Canada's Port of Churchill, in northern Manitoba, was once looked to as the site of future shipping cooperation with Russia. Reports at the end of July, however, said workers there had been given two weeks notice and the port would cease activity only a month into its short season. From July to November the port has dealt with grain shipments. While it was only operational five months out of the year, its closing leaves Canada and the U.S. without a northern deep-water Arctic port.
“The closing of the Manitoba port shows that it’s hard to make things work economically in the Arctic,” said Malte Humpert, founder and strategic director of the Washington, D.C.-based Arctic Institute. The fact that the port won't operate this season foreshadows future expectations for Arctic activity, he said. “Global shipping operators are not really interested in the Arctic because the infrastructure doesn't exist yet,” Humpert said, adding that development of this infrastructure won't happen overnight.
Dispute continues in Papua New Guinea over gas royalties
(Radio New Zealand; Aug. 17) - The Papua New Guinea government says it is committed to resolving a dispute at the country’s liquefied natural gas project in Hela province where five wells run by ExxonMobil remain blocked off. ExxonMobil declined to comment about production issues, but said its gas conditioning plant is continuing to operate. The situation remains unclear, with Petroleum and Energy Minister Nixon Duban reporting that a state team has been negotiating with landowners.
However, Duban said the blockade was mounted by what he described as opportunists taking advantage of the situation and not by landowners. Last week, the blockade reportedly was launched by landowners at the Hides gas field because the government allegedly owes them millions of dollars in royalties from production in the area. The government had agreed to share royalties, but has said it needs more time to verify land ownership. The LNG project started up in 2014.
U.S. oil exports averaged 501,000 barrels a day January-May
(U.S. Energy Information Administration; Aug. 16) - The number of countries receiving U.S. crude oil exports has risen since the removal of restrictions in December 2015, according to data from the Energy Information Administration. Based on the latest available data, U.S. exports averaged 501,000 barrels per day in the first five months of 2016 — 43,000 barrels a day more than the full-year 2015 daily average. The 2015 exports were mostly to Canada, which was excluded from the previous restrictions.
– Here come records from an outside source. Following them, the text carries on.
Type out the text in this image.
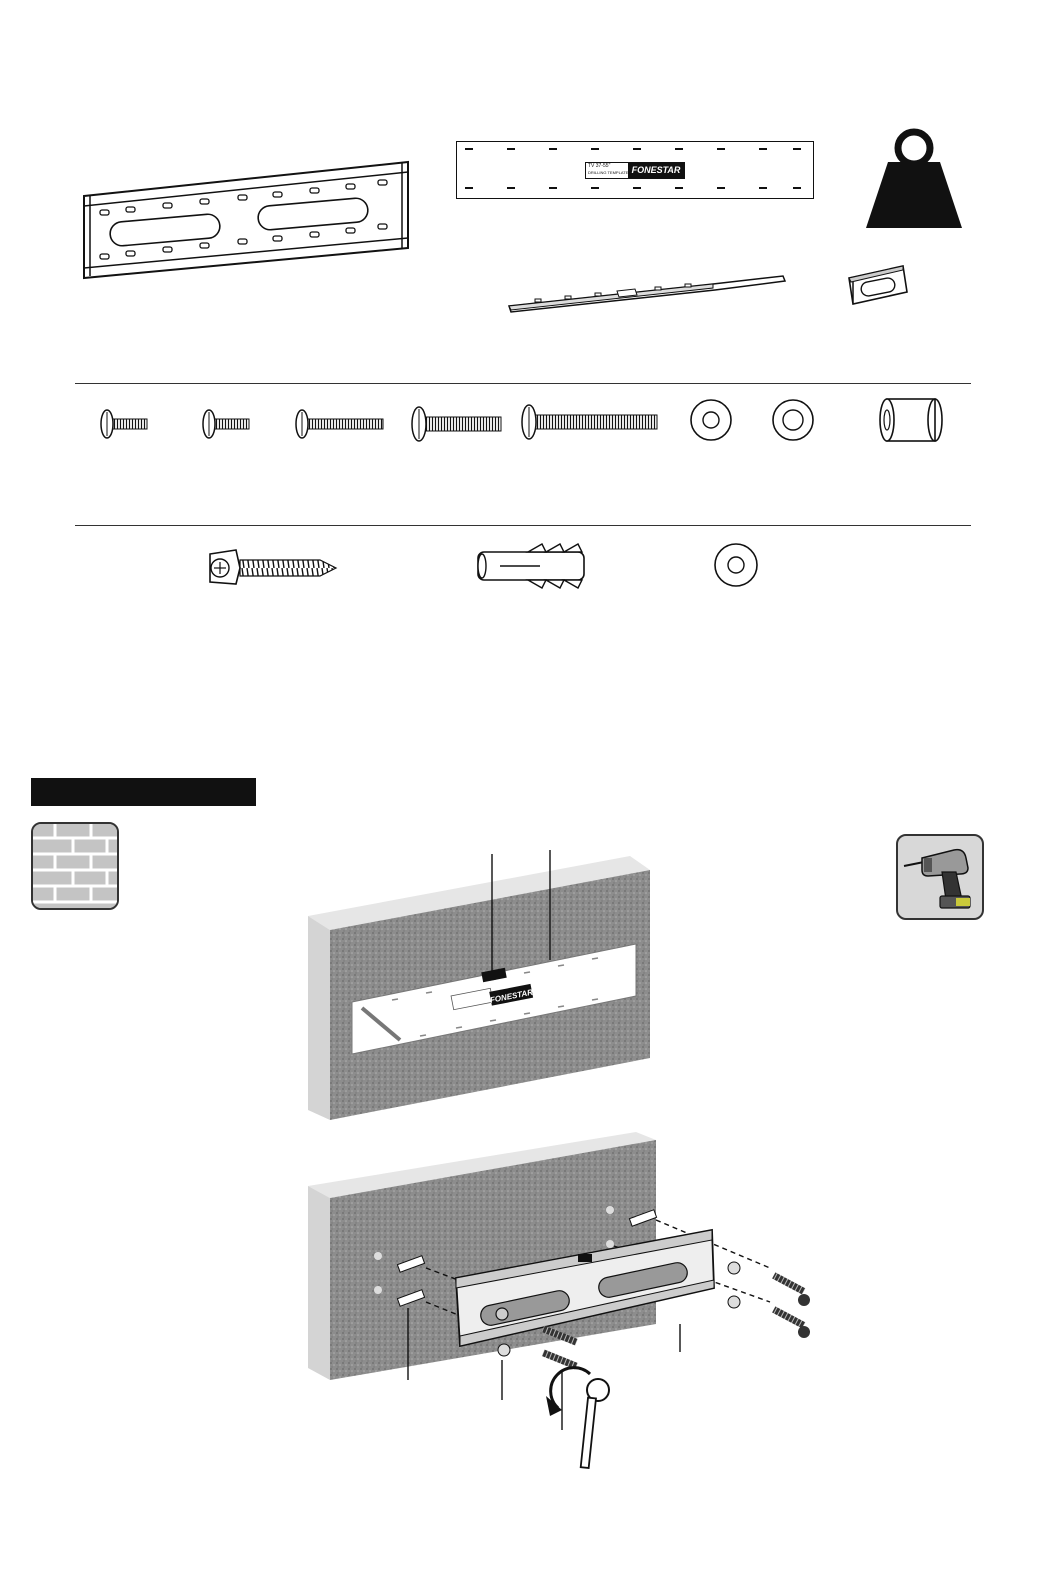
TV 37-55"
DRILLING TEMPLATE FONESTAR
FONESTAR
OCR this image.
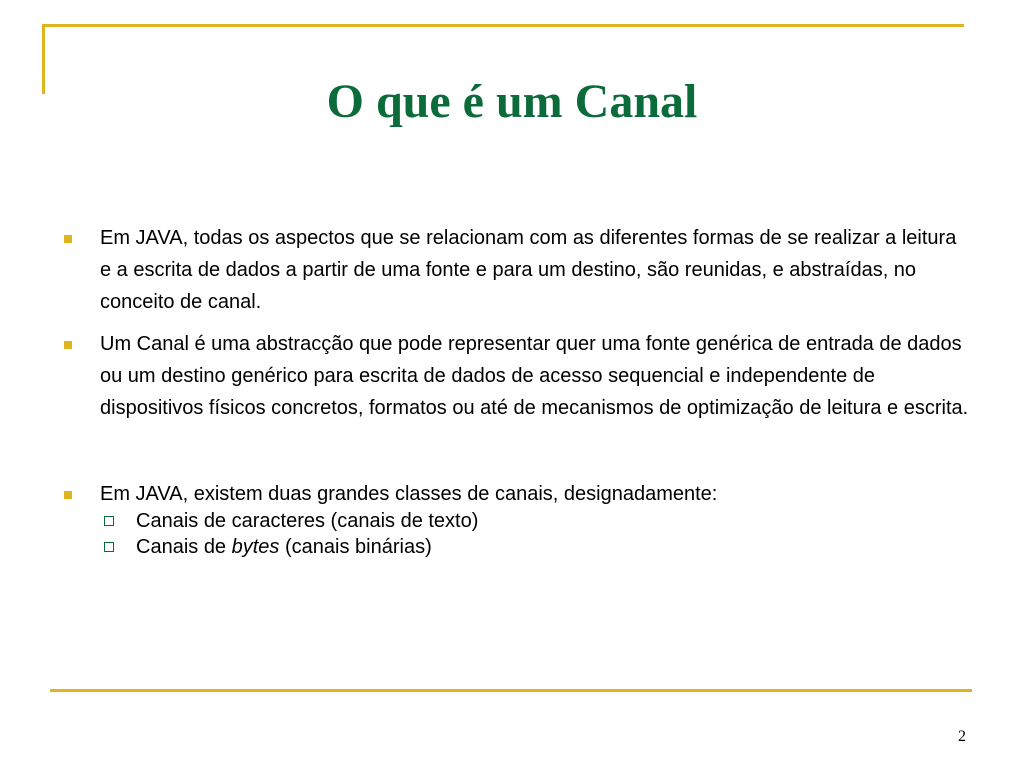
O que é um Canal
Em JAVA, todas os aspectos que se relacionam com as diferentes formas de se realizar a leitura e a escrita de dados a partir de uma fonte e para um destino, são reunidas, e abstraídas, no conceito de canal.
Um Canal é uma abstracção que pode representar quer uma fonte genérica de entrada de dados ou um destino genérico para escrita de dados de acesso sequencial e independente de dispositivos físicos concretos, formatos ou até de mecanismos de optimização de leitura e escrita.
Em JAVA, existem duas grandes classes de canais, designadamente:
Canais de caracteres (canais de texto)
Canais de bytes (canais binárias)
2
In recent years, crude oil exports to destinations other than Canada were often re-exported volumes of foreign crude or cargoes of Alaska oil, which were both exempt from federal export restrictions. The number and variety of destinations for U.S. crude oil exports has increased since the lifting of restrictions. So far in 2016, U.S. crude oil has been exported to 16 different nations, the EIA reported.
U.S. oil exports to countries other than Canada have surpassed exports to Canada in two months in 2016 — most recently in May, when U.S. oil exports to countries other than Canada reached 354,000 barrels. Other than Canada, the largest and most consistent U.S. oil export destination for the first five months of 2016 has been Curacao, a Caribbean Sea island nation with a major refinery. U.S. oil exports to Curacao averaged 54,000 barrels a day January through May.